Ms. Torres, who lives in Toronto, said in her case she found employers extremely reluctant to pay the $1,000 fee and then wait several months for an LMIA approval to hire her. She is currently waiting for an application to be assessed and hopes that if all goes well, she will reach the milestone of 24 months' employment, which would allow her to apply for permanent residency in Canada. But even that application would likely take years, as processing times are at 47 months, according to a government website.

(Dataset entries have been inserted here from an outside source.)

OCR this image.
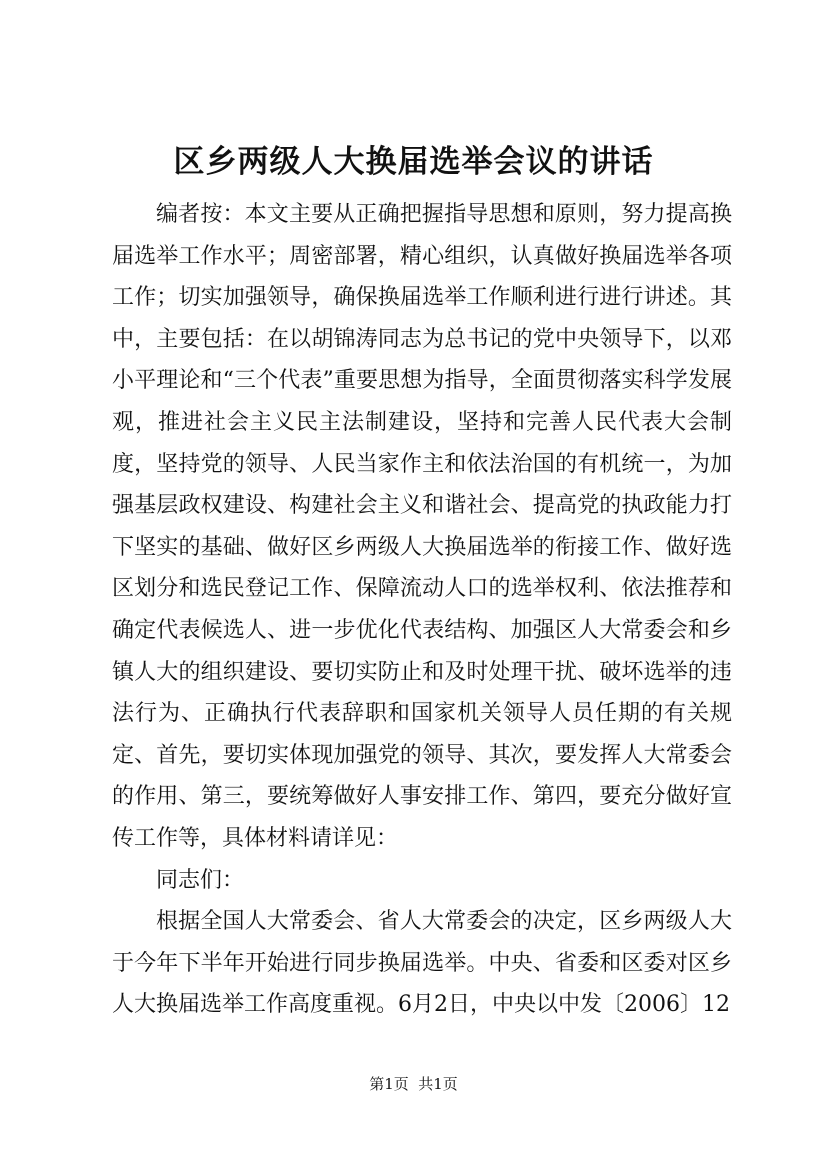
区乡两级人大换届选举会议的讲话

编者按：本文主要从正确把握指导思想和原则，努力提高换届选举工作水平；周密部署，精心组织，认真做好换届选举各项工作；切实加强领导，确保换届选举工作顺利进行进行讲述。其中，主要包括：在以胡锦涛同志为总书记的党中央领导下，以邓小平理论和“三个代表”重要思想为指导，全面贯彻落实科学发展观，推进社会主义民主法制建设，坚持和完善人民代表大会制度，坚持党的领导、人民当家作主和依法治国的有机统一，为加强基层政权建设、构建社会主义和谐社会、提高党的执政能力打下坚实的基础、做好区乡两级人大换届选举的衔接工作、做好选区划分和选民登记工作、保障流动人口的选举权利、依法推荐和确定代表候选人、进一步优化代表结构、加强区人大常委会和乡镇人大的组织建设、要切实防止和及时处理干扰、破坏选举的违法行为、正确执行代表辞职和国家机关领导人员任期的有关规定、首先，要切实体现加强党的领导、其次，要发挥人大常委会的作用、第三，要统筹做好人事安排工作、第四，要充分做好宣传工作等，具体材料请详见：

同志们：

根据全国人大常委会、省人大常委会的决定，区乡两级人大于今年下半年开始进行同步换届选举。中央、省委和区委对区乡人大换届选举工作高度重视。6月2日，中央以中发〔2006〕12

第1页  共1页
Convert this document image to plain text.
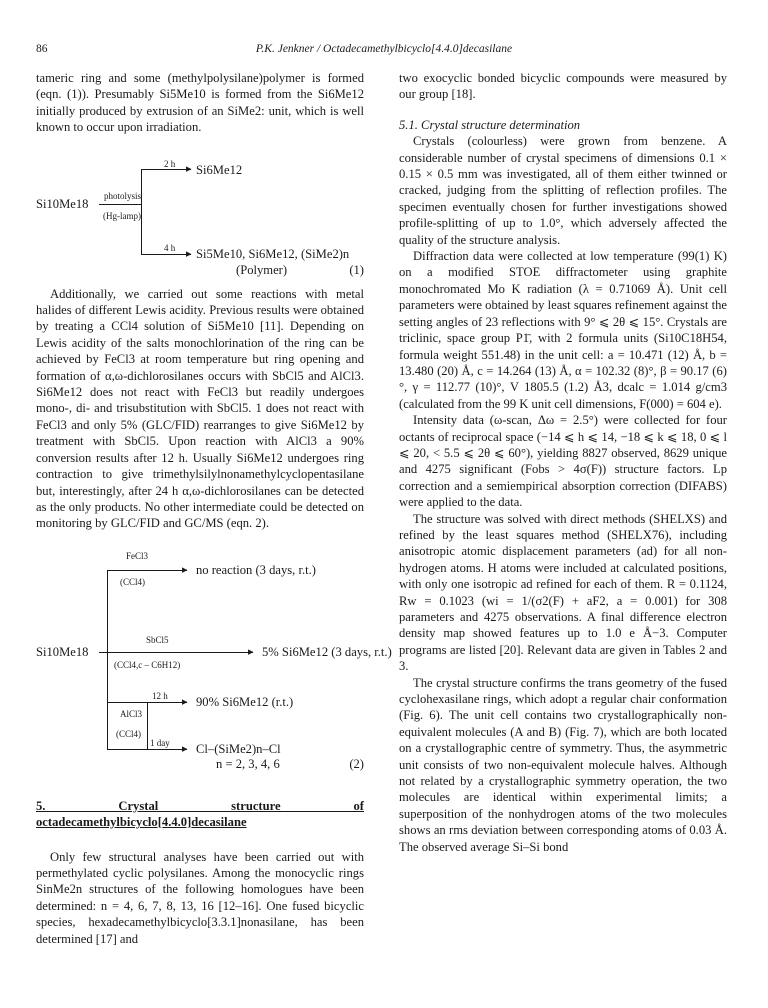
86	P.K. Jenkner / Octadecamethylbicyclo[4.4.0]decasilane

tameric ring and some (methylpolysilane)polymer is formed (eqn. (1)). Presumably Si5Me10 is formed from the Si6Me12 initially produced by extrusion of an SiMe2: unit, which is well known to occur upon irradiation.

Si10Me18
photolysis
(Hg-lamp)
▸
2 h Si6Me12
▸
4 h Si5Me10, Si6Me12, (SiMe2)n
(Polymer)	(1)

Additionally, we carried out some reactions with metal halides of different Lewis acidity. Previous results were obtained by treating a CCl4 solution of Si5Me10 [11]. Depending on Lewis acidity of the salts monochlorination of the ring can be achieved by FeCl3 at room temperature but ring opening and formation of α,ω-dichlorosilanes occurs with SbCl5 and AlCl3. Si6Me12 does not react with FeCl3 but readily undergoes mono-, di- and trisubstitution with SbCl5. 1 does not react with FeCl3 and only 5% (GLC/FID) rearranges to give Si6Me12 by treatment with SbCl5. Upon reaction with AlCl3 a 90% conversion results after 12 h. Usually Si6Me12 undergoes ring contraction to give trimethylsilylnonamethylcyclopentasilane but, interestingly, after 24 h α,ω-dichlorosilanes can be detected as the only products. No other intermediate could be detected on monitoring by GLC/FID and GC/MS (eqn. 2).

Si10Me18
FeCl3
▸
(CCl4)
no reaction (3 days, r.t.)
SbCl5
▸
(CCl4,c – C6H12)
5% Si6Me12 (3 days, r.t.)
AlCl3
(CCl4)
▸
12 h 90% Si6Me12 (r.t.)
▸
1 day Cl–(SiMe2)n–Cl
n = 2, 3, 4, 6	(2)

5. Crystal structure of octadecamethylbicyclo[4.4.0]decasilane

Only few structural analyses have been carried out with permethylated cyclic polysilanes. Among the monocyclic rings SinMe2n structures of the following homologues have been determined: n = 4, 6, 7, 8, 13, 16 [12–16]. One fused bicyclic species, hexadecamethylbicyclo[3.3.1]nonasilane, has been determined [17] and

two exocyclic bonded bicyclic compounds were measured by our group [18].

5.1. Crystal structure determination

Crystals (colourless) were grown from benzene. A considerable number of crystal specimens of dimensions 0.1 × 0.15 × 0.5 mm was investigated, all of them either twinned or cracked, judging from the splitting of reflection profiles. The specimen eventually chosen for further investigations showed profile-splitting of up to 1.0°, which adversely affected the quality of the structure analysis.

Diffraction data were collected at low temperature (99(1) K) on a modified STOE diffractometer using graphite monochromated Mo K radiation (λ = 0.71069 Å). Unit cell parameters were obtained by least squares refinement against the setting angles of 23 reflections with 9° ⩽ 2θ ⩽ 15°. Crystals are triclinic, space group P1̄, with 2 formula units (Si10C18H54, formula weight 551.48) in the unit cell: a = 10.471 (12) Å, b = 13.480 (20) Å, c = 14.264 (13) Å, α = 102.32 (8)°, β = 90.17 (6)°, γ = 112.77 (10)°, V 1805.5 (1.2) Å3, dcalc = 1.014 g/cm3 (calculated from the 99 K unit cell dimensions, F(000) = 604 e).

Intensity data (ω-scan, Δω = 2.5°) were collected for four octants of reciprocal space (−14 ⩽ h ⩽ 14, −18 ⩽ k ⩽ 18, 0 ⩽ l ⩽ 20, < 5.5 ⩽ 2θ ⩽ 60°), yielding 8827 observed, 8629 unique and 4275 significant (Fobs > 4σ(F)) structure factors. Lp correction and a semiempirical absorption correction (DIFABS) were applied to the data.

The structure was solved with direct methods (SHELXS) and refined by the least squares method (SHELX76), including anisotropic atomic displacement parameters (ad) for all non-hydrogen atoms. H atoms were included at calculated positions, with only one isotropic ad refined for each of them. R = 0.1124, Rw = 0.1023 (wi = 1/(σ2(F) + aF2, a = 0.001) for 308 parameters and 4275 observations. A final difference electron density map showed features up to 1.0 e Å−3. Computer programs are listed [20]. Relevant data are given in Tables 2 and 3.

The crystal structure confirms the trans geometry of the fused cyclohexasilane rings, which adopt a regular chair conformation (Fig. 6). The unit cell contains two crystallographically non-equivalent molecules (A and B) (Fig. 7), which are both located on a crystallographic centre of symmetry. Thus, the asymmetric unit consists of two non-equivalent molecule halves. Although not related by a crystallographic symmetry operation, the two molecules are identical within experimental limits; a superposition of the nonhydrogen atoms of the two molecules shows an rms deviation between corresponding atoms of 0.03 Å. The observed average Si–Si bond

"We are asking all political parties to take a stand on permanent residency upon arrival as the only policy that can rectify the abuses happening under the caregiver program," said Karina Francisco, co-ordinator of the Caregivers' Action Centre advocacy group. She said the overhaul of the caregiver program was designed to win Filipino votes for the governing Conservatives (a large majority of caregivers are originally from the Philippines), but it has fallen far short of expectations.
Citizenship and Immigration Minister Chris Alexander could not be reached for comment Sunday.
Teta Bayan, a Filipino caregiver who trained as a nurse and came to Canada after stints in the Netherlands and Saudi Arabia, has also found that employers don't want to deal with the necessary paperwork and processing fees. She said the changes imposed last year have made her situation more difficult, and she hopes the government will reconsider its policy.
"I came here to Canada full of hope to find a better life, not just for myself but for my family back home," Ms. Bayan said. "Canada has a great need for caregivers, from childcare [to] people with disabilities and elderly with higher medical needs."